I've avoided talking about the FLRW metric so far because the expanding comoving coordinates are just a distraction when talking about systems that do not comove with them. (Note that "expansion of space" is not physical; it's just coordinates.) However, you could explicitly consider a box of fixed (proper) radius $$r\ll c/H$$ (where $$H=\dot a/a$$) within the context of the comoving coordinates. The photon crosses the box in time $$\Delta t=2r/c$$, so that within the frame of the comoving observers, its momentum drops by $$\Delta p_\mathrm{crossing}=-Hp\Delta t=-2Hp r/c$$ due to the cosmological redshift. (This is just the $$\mathrm{d}p/\mathrm{d}t=-Hp$$ that gives rise to $$p\propto 1/a$$, but I took advantage of the $$r\ll c/H$$ assumption to avoid integrating it.) However, comoving observers at distance $$r$$ recede at speed $$Hr$$, so with respect to them, the walls of the box are moving inward at that speed. Reflection off the wall blueshifts the photon by momentum $$\Delta p_\mathrm{reflection}=2Hp r/c$$, resulting in a net zero change in momentum over each half-cycle.

That argument is valid at subhorizon scales, $$r\ll c/H$$. If you try to extend it to boxes of size $$r \sim c/H$$ using the FLRW metric, you might trick yourself into thinking that a redshift due to cosmic expansion emerges at those scales. The difficulty here is that at horizon scales, the notion of "a box of fixed size" is not straightforward and generally depends on which spatial surfaces you choose for your coordinate system. For example, the size of a Born rigid box would not be constant when measured along the conventional FLRW spatial surfaces.

• Thanks for your comment. However this leads me to new question. In subhorizon scales, energy of photons do decrease due to the cosmological redshift, while blueshift by reflection exactly cancels out. Then what if our universe expands intermittently?(I know this sounds ridiculous, but let just say "if".) In other words, the Hubble parameter H=0 in some time intervals. Wouldn't that prevents blueshift from reflection, and make total energy decrease in result? Commented Jul 21 at 21:33
• @littlegiant I think you are right that if the universe suddenly "stopped" right before the reflection and "restarted" right after, there would be a net redshift.

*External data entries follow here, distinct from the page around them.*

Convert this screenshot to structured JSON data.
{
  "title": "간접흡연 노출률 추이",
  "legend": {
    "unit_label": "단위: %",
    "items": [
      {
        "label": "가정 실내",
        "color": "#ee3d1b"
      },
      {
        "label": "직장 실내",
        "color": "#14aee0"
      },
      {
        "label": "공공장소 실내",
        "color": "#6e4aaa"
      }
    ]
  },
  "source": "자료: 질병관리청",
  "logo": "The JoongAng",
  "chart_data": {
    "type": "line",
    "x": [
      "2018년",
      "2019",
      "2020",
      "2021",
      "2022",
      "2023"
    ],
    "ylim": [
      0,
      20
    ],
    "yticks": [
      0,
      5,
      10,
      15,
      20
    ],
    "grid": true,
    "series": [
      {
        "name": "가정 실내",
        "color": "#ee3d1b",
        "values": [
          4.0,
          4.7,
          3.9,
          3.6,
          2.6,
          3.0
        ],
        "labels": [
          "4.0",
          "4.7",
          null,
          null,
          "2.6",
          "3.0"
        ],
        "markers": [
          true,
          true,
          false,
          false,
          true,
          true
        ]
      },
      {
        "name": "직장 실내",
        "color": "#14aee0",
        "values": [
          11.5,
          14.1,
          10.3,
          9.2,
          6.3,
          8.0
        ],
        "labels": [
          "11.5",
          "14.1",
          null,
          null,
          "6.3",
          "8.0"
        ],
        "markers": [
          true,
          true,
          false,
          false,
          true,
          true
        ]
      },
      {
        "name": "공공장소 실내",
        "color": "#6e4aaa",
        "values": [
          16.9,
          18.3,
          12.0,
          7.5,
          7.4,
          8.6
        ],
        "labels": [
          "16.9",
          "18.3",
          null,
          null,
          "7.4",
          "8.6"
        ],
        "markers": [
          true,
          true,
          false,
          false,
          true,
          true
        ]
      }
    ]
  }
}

In comoving coordinates this is clear, and in physical (non-expanding) coordinates, the interpretation is that before reflection, the light is redshifted by the gravitational impulse that stops the expansion, and after reflection, it is redshifted again by the gravitational impulse that restarts the expansion. (Realistically, the time scale for $H$ to change is of order $1/H$.)
– Sten
Commented Jul 21 at 22:03
• Thank you so much! It really helped, and I appreciate that. Commented Jul 21 at 22:19
• Doesn't technically the "expansion" of the universe inside such a box cause Unruh effect? If it does, then the universe should actually deposit (a very small amount of) additional energy in the box. Commented Jul 22 at 0:03
• Yeah, e.g. the fact that the walls of the box need to accelerate should lead to Unruh radiation in the frame of the box. That's negligible in the subhorizon limit but might become important close to horizon scales. Another consideration for a horizon-scale box is that the time scale for the decrease in mass density inside the box becomes comparable to the cycle period of each photon. The non-adiabatic time variation of the "gravitational potential" would lead to net blueshifts or redshifts.
– Sten
Commented Jul 22 at 2:02

Great question. Thing to note is that expansion of the universe is inertial, scale factor is not constant. Scale factor inside your box is 0. So no, your photons don't lose energy and all mass is conserved as interactions with Higgs field and or strong potential energy is constant. Edit: if the box itself is expanding or expandable than your photons would lose energy, but only when they reflect not in between the mirrors.